有心腹知道顾来话中深意,俯身凑到顾来耳边低语几句,明显看到顾来的眼神暗了下去。
顾来想起顾延被带回家那年,初见一眼久久忘不了,老头让他喊人,他就一一喊了,一句没有感情的“四哥”,顾来不知有多少个午夜梦回间反复咂摸。
顾家的人总骂顾延是丧尽天良的畜生,养不熟的白眼狼,顾来也骂,骂完夜里点根烟却想笑,他自己何尝不是个畜生。
顾延能那么轻易成事,不可否认他出过力,虽然后面发现苗头不对想挽回发现为时已晚,但对这个幼弟,他私心里不想恨,以至于参加老头葬礼他连假哭都做不出来。
顾延站在人群中冷眼旁观,他侧目看着顾延。
当初整治顾延最狠的就是顾来,所有人都以为他恨透顾延,只有他自己清楚是因为他不希望哪天这个弟弟走出去就回不来了,在他手上起码有分寸,训练出了错,只要留口气,到鬼门关也能救,到外面可就说不准了,不灵敏,出一趟活就够顾延折好几回。
顾来刮了刮眉毛几不可闻叹了口气,孽缘,他妈他也不姓段,怎么就摊上惦记同父异母手足的爱好。

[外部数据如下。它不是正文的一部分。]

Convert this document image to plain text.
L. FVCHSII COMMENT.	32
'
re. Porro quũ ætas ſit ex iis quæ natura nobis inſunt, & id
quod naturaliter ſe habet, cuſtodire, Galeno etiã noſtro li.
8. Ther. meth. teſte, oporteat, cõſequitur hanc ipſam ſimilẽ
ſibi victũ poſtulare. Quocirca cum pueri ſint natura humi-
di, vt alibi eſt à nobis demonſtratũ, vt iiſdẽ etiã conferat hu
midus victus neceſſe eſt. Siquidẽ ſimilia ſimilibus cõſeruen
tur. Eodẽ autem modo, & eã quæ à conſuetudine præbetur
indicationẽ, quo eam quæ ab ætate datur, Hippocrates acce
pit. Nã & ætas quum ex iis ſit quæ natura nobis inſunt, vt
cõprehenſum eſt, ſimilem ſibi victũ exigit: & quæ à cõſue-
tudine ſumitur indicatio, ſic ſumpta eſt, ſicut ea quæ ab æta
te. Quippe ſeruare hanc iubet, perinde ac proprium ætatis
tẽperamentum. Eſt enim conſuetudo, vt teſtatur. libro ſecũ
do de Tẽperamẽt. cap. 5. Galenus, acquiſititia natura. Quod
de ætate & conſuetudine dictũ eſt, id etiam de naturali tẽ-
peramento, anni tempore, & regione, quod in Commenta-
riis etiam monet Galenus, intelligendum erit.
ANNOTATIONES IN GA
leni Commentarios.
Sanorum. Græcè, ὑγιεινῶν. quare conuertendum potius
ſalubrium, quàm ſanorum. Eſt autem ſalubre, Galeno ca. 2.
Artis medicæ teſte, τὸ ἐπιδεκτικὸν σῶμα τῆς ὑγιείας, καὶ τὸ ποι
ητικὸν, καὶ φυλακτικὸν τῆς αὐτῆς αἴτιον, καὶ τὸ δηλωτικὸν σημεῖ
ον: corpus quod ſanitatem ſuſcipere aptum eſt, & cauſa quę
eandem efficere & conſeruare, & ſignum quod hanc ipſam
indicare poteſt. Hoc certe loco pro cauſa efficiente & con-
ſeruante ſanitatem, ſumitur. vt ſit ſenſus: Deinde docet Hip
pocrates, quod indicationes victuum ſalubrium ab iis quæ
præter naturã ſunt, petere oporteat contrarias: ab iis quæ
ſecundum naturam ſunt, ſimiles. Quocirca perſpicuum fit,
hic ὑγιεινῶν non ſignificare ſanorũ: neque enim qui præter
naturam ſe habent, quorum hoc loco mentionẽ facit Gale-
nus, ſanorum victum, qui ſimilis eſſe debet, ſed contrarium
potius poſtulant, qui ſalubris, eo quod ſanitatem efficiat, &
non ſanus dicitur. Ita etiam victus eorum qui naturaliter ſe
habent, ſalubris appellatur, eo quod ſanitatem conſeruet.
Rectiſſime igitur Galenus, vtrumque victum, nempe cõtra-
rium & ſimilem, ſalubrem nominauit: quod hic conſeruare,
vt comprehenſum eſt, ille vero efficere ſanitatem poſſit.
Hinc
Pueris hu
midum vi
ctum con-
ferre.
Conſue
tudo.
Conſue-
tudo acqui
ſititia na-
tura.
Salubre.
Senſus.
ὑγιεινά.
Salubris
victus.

顾延哪来的自信说他要的能给呢,他最想要的只有靠他自己抢。
可惜他的想法没能实施,一伙人就被就地拿下了,带队的男人不是专程为他们来的,怪只怪他们倒霉,正正撞上了。
因为是跨省要员办理,顾来甚至没时间去走动本地的关系,连个反应的时间都没有,就被拷上带走了。
变故发生的太快,一夜间,顾家被查处,曾经的老底都被翻了出来。